Several years ago, when I began working on UN-related issues at the White House, the very organization that has brought many of you here today, the International Gay and Lesbian Human Rights Commission, was being denied consultative status here at the UN. Representatives of the Commission, I don’t have to tell you, sought year after year after year to gain the right to participate fully in the international system, but they were rejected because of what they stood for and whom they sought to protect and represent. We decided that we were not going to sit around and let that continue. And so we fought – and because we could accept nothing less, we eventually won. And when we did, President Obama himself said, quote “with the more full inclusion of the International Gay and Lesbian Human Rights Commission, the United Nations is closer to the ideals on which it was founded, and to the values of inclusion and equality to which the United States is deeply committed.”
At that time, there was only one UN resolution that even mentioned “sexual orientation” – it was a resolution asserting what should be obvious: summarily executing people on the basis of a variety of factors, including “sexual orientation,” is an abomination against human decency and fairness. When certain countries – including some who have civil society representatives seated around this table –waged a campaign to strike “sexual orientation” from the resolution, we united with many of you again, we fought again, and we won again, but only after our Ambassadors here had tough conversations about the meaning of equality with the leaders of governments that explicitly criminalize homosexuality. And then last year, we were able to improve a similar resolution by including not only “sexual orientation” but also “gender identity.”
One year after the battle to get the International Gay and Lesbian Human Rights Commission a seat at the table, and six months after winning the fight to retain the words “sexual orientation” in a resolution condemning extrajudicial execution, we – together – managed at the Human Rights Council to pass the first UN resolution in history focused solely on LGBT persons – a historic action highlighting violence and human rights abuses faced by LGBT persons worldwide. This paved the way for the first ever UN report on this topic.
And this September, we had the first-ever Ministerial LGBT meeting during the General Assembly, which I attended along with Secretary of State John Kerry. That’s progress. And that happened because of the leadership of people around this table. And the determined commitment of leaders like President Obama on this fundamental human rights issue of our time.
As you know, the struggle for equality does not respect national borders. It was not until President Obama came to office that the issue of fair treatment became a key building block of U.S. overall human rights policy. And it was not until, quite literally, June of this year that my own gay and lesbian employees’ spouses could receive the same health benefits as their heterosexual colleagues. Just this year.
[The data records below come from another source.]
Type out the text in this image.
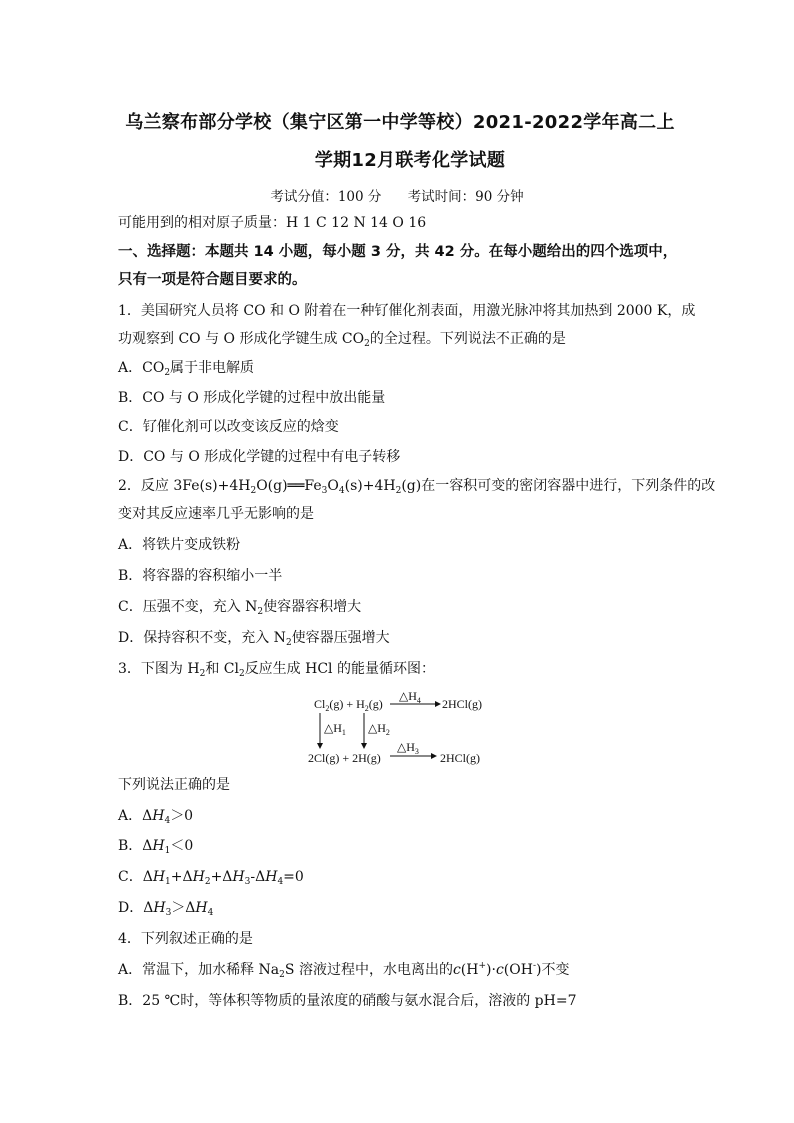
乌兰察布部分学校（集宁区第一中学等校）2021-2022学年高二上
学期12月联考化学试题
考试分值：100 分 考试时间：90 分钟
可能用到的相对原子质量：H 1 C 12 N 14 O 16
一、选择题：本题共 14 小题，每小题 3 分，共 42 分。在每小题给出的四个选项中，
只有一项是符合题目要求的。
1．美国研究人员将 CO 和 O 附着在一种钌催化剂表面，用激光脉冲将其加热到 2000 K，成
功观察到 CO 与 O 形成化学键生成 $CO_2$的全过程。下列说法不正确的是
A．$CO_2$属于非电解质
B．CO 与 O 形成化学键的过程中放出能量
C．钌催化剂可以改变该反应的焓变
D．CO 与 O 形成化学键的过程中有电子转移
2．反应 $3Fe(s)+4H_2O(g)══Fe_3O_4(s)+4H_2(g)$在一容积可变的密闭容器中进行，下列条件的改
变对其反应速率几乎无影响的是
A．将铁片变成铁粉
B．将容器的容积缩小一半
C．压强不变，充入 $N_2$使容器容积增大
D．保持容积不变，充入 $N_2$使容器压强增大
3．下图为 $H_2$和 $Cl_2$反应生成 HCl 的能量循环图：
$Cl_2(g) + H_2(g)$
$\triangle H_4$ 2HCl(g)
$\triangle H_1$ $\triangle H_2$
2Cl(g) + 2H(g)
$\triangle H_3$ 2HCl(g)
下列说法正确的是
A．$\Delta H_4>0$
B．$\Delta H_1<0$
C．$\Delta H_1+\Delta H_2+\Delta H_3-\Delta H_4=0$
D．$\Delta H_3>\Delta H_4$
4．下列叙述正确的是
A．常温下，加水稀释 $Na_2S$ 溶液过程中，水电离出的c(H+)·c(OH-)不变
B．25 ℃时，等体积等物质的量浓度的硝酸与氨水混合后，溶液的 pH=7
If we are to continue changing laws, ending violence, enlightening minds, and opening hearts , we must go forward on every front – locally, as you all demonstrate, and globally. The recent enactment of Russia’s anti-propaganda law is as outrageous as it is dangerous. And it is a reminder that whether the struggle for equality takes the form of equal employee benefits or protection from being imprisoned or executed, we have a long way to go. We are well into the 21st century and yet some seventy-eight countries still have laws that criminalize consensual sex between adults. In some countries, the sentence for being gay is still the death penalty.
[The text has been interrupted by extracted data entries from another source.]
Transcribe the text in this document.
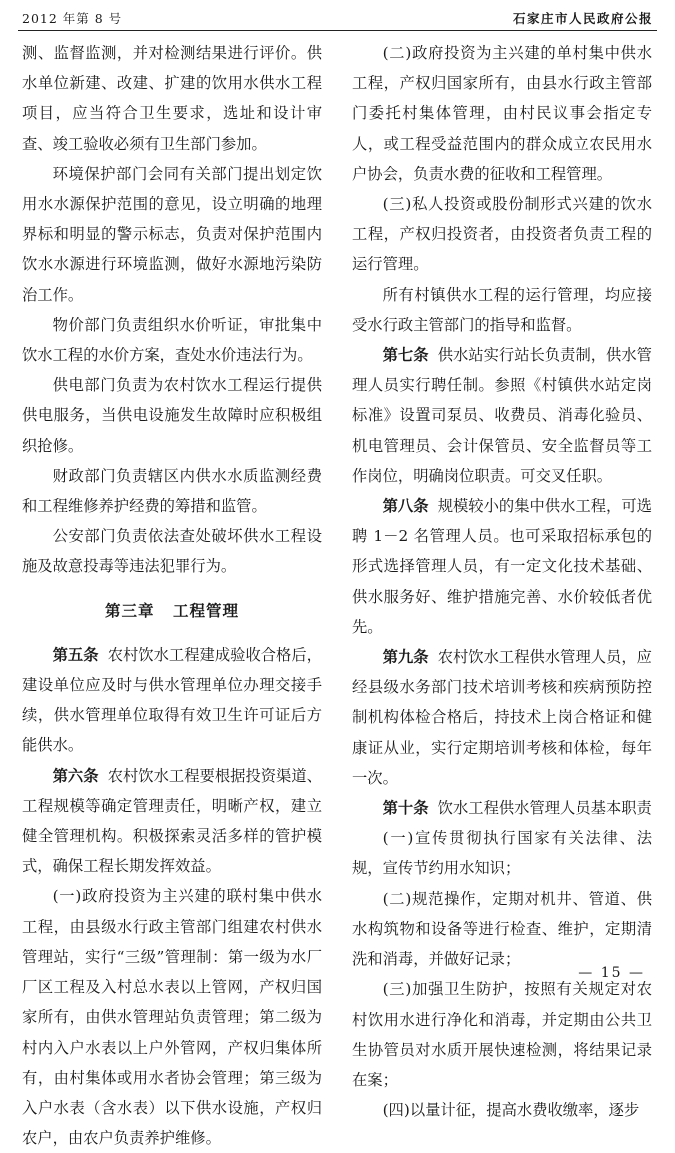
2012 年第 8 号	石家庄市人民政府公报

测、监督监测，并对检测结果进行评价。供水单位新建、改建、扩建的饮用水供水工程项目，应当符合卫生要求，选址和设计审查、竣工验收必须有卫生部门参加。

环境保护部门会同有关部门提出划定饮用水水源保护范围的意见，设立明确的地理界标和明显的警示标志，负责对保护范围内饮水水源进行环境监测，做好水源地污染防治工作。

物价部门负责组织水价听证，审批集中饮水工程的水价方案，查处水价违法行为。

供电部门负责为农村饮水工程运行提供供电服务，当供电设施发生故障时应积极组织抢修。

财政部门负责辖区内供水水质监测经费和工程维修养护经费的筹措和监管。

公安部门负责依法查处破坏供水工程设施及故意投毒等违法犯罪行为。

第三章 工程管理

第五条 农村饮水工程建成验收合格后，建设单位应及时与供水管理单位办理交接手续，供水管理单位取得有效卫生许可证后方能供水。

第六条 农村饮水工程要根据投资渠道、工程规模等确定管理责任，明晰产权，建立健全管理机构。积极探索灵活多样的管护模式，确保工程长期发挥效益。

(一)政府投资为主兴建的联村集中供水工程，由县级水行政主管部门组建农村供水管理站，实行“三级”管理制：第一级为水厂厂区工程及入村总水表以上管网，产权归国家所有，由供水管理站负责管理；第二级为村内入户水表以上户外管网，产权归集体所有，由村集体或用水者协会管理；第三级为入户水表（含水表）以下供水设施，产权归农户，由农户负责养护维修。

(二)政府投资为主兴建的单村集中供水工程，产权归国家所有，由县水行政主管部门委托村集体管理，由村民议事会指定专人，或工程受益范围内的群众成立农民用水户协会，负责水费的征收和工程管理。

(三)私人投资或股份制形式兴建的饮水工程，产权归投资者，由投资者负责工程的运行管理。

所有村镇供水工程的运行管理，均应接受水行政主管部门的指导和监督。

第七条 供水站实行站长负责制，供水管理人员实行聘任制。参照《村镇供水站定岗标准》设置司泵员、收费员、消毒化验员、机电管理员、会计保管员、安全监督员等工作岗位，明确岗位职责。可交叉任职。

第八条 规模较小的集中供水工程，可选聘 1－2 名管理人员。也可采取招标承包的形式选择管理人员，有一定文化技术基础、供水服务好、维护措施完善、水价较低者优先。

第九条 农村饮水工程供水管理人员，应经县级水务部门技术培训考核和疾病预防控制机构体检合格后，持技术上岗合格证和健康证从业，实行定期培训考核和体检，每年一次。

第十条 饮水工程供水管理人员基本职责

(一)宣传贯彻执行国家有关法律、法规，宣传节约用水知识；

(二)规范操作，定期对机井、管道、供水构筑物和设备等进行检查、维护，定期清洗和消毒，并做好记录；

(三)加强卫生防护，按照有关规定对农村饮用水进行净化和消毒，并定期由公共卫生协管员对水质开展快速检测，将结果记录在案；

(四)以量计征，提高水费收缴率，逐步

— 15 —
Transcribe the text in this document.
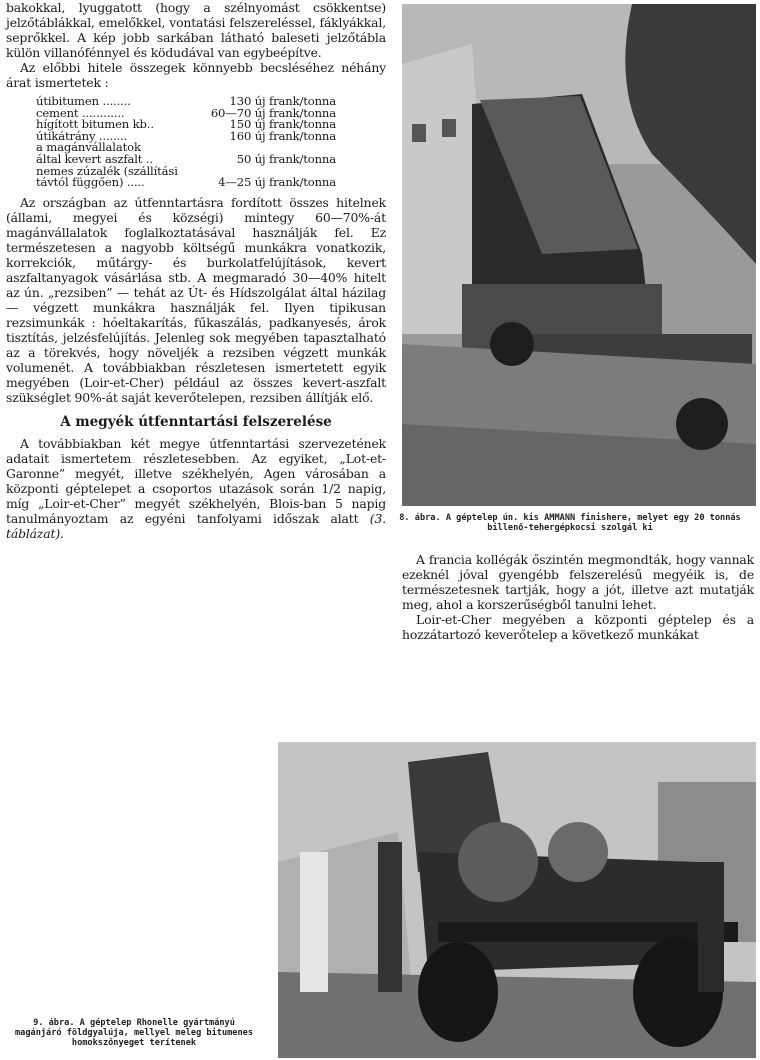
bakokkal, lyuggatott (hogy a szélnyomást csökkentse) jelzőtáblákkal, emelőkkel, vontatási felszereléssel, fáklyákkal, seprőkkel. A kép jobb sarkában látható baleseti jelzőtábla külön villanófénnyel és ködudával van egybeépítve.

Az előbbi hitele összegek könnyebb becsléséhez néhány árat ismertetek :

útibitumen ........	130 új frank/tonna
cement ............	60—70 új frank/tonna
hígított bitumen kb..	150 új frank/tonna
útikátrány ........	160 új frank/tonna
a magánvállalatok
által kevert aszfalt ..	50 új frank/tonna
nemes zúzalék (szállítási
távtól függően) .....	4—25 új frank/tonna

Az országban az útfenntartásra fordított összes hitelnek (állami, megyei és községi) mintegy 60—70%-át magánvállalatok foglalkoztatásával használják fel. Ez természetesen a nagyobb költségű munkákra vonatkozik, korrekciók, műtárgy- és burkolatfelújítások, kevert aszfaltanyagok vásárlása stb. A megmaradó 30—40% hitelt az ún. „rezsiben” — tehát az Út- és Hídszolgálat által házilag — végzett munkákra használják fel. Ilyen tipikusan rezsimunkák : hóeltakarítás, fűkaszálás, padkanyesés, árok tisztítás, jelzésfelújítás. Jelenleg sok megyében tapasztalható az a törekvés, hogy növeljék a rezsiben végzett munkák volumenét. A továbbiakban részletesen ismertetett egyik megyében (Loir-et-Cher) például az összes kevert-aszfalt szükséglet 90%-át saját keverőtelepen, rezsiben állítják elő.

A megyék útfenntartási felszerelése

A továbbiakban két megye útfenntartási szervezetének adatait ismertetem részletesebben. Az egyiket, „Lot-et-Garonne” megyét, illetve székhelyén, Agen városában a központi géptelepet a csoportos utazások során 1/2 napig, míg „Loir-et-Cher” megyét székhelyén, Blois-ban 5 napig tanulmányoztam az egyéni tanfolyami időszak alatt (3. táblázat).

8. ábra. A géptelep ún. kis AMMANN finishere, melyet egy 20 tonnás billenő-tehergépkocsi szolgál ki

A francia kollégák őszintén megmondták, hogy vannak ezeknél jóval gyengébb felszerelésű megyéik is, de természetesnek tartják, hogy a jót, illetve azt mutatják meg, ahol a korszerűségből tanulni lehet.

Loir-et-Cher megyében a központi géptelep és a hozzátartozó keverőtelep a következő munkákat

9. ábra. A géptelep Rhonelle gyártmányú magánjáró földgyalúja, mellyel meleg bitumenes homokszőnyeget terítenek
Let’s be clear: To criticize the criminalization of LGBT status is not cultural imperialism. And to deny gays and lesbians the right to live freely – and to threaten them with discrimination or even death – is not a form of moral or religious puritanism. It’s in fact barbarism. And on this International Human Rights Day it is imperative that we reaffirm our commitment to advancing and protecting the rights of LGBT persons, whether in Kansas or in Kampala.
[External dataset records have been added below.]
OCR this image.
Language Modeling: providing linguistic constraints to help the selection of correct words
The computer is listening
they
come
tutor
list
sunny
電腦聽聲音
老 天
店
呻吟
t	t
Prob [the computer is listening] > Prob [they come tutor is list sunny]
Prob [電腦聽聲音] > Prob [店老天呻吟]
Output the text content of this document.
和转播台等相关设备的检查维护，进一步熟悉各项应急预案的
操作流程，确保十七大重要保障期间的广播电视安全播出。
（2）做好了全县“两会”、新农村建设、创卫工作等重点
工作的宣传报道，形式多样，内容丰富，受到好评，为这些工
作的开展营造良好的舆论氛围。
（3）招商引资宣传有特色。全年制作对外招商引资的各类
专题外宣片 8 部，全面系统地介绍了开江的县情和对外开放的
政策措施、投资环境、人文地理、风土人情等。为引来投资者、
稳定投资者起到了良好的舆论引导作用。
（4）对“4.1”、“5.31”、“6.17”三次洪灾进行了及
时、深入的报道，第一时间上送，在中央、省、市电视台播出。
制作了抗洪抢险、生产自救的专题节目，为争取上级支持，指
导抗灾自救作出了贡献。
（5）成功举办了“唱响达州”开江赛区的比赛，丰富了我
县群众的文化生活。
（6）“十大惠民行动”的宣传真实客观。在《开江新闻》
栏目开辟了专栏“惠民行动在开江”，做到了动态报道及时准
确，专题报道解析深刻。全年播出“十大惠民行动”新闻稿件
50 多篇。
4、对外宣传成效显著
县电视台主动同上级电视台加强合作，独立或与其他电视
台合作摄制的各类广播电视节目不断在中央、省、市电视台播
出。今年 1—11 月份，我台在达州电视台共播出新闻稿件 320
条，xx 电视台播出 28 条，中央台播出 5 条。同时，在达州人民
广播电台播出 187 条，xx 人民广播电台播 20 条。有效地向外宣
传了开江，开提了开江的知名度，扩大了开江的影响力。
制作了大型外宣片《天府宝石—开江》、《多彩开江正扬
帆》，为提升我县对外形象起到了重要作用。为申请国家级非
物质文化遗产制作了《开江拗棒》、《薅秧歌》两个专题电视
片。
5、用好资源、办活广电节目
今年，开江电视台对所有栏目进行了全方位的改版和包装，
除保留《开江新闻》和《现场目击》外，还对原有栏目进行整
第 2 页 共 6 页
The death this past week of Nelson Mandela reminds us of what one fearless and passionate voice can achieve when raised in a righteous cause. Your example, the work that you do every day in support of the LGBT community, and your meeting together now to share ideas and learn from one another makes me proud and makes me very, very confident about the road ahead. So I salute you all for what you have accomplished, and all that is left to accomplish, all that you plan yet to accomplish – and I pledge to do everything I can to support your urgent and ultimately lifesaving work and life-giving work. So I thank you.
What I’d like to do now if I could is ask Masha Gessen, followed by Juliet Mphande to offer a few brief observations and then I’d like us to put our heads together and strategize on next steps recognizing how much further we still yet have to go.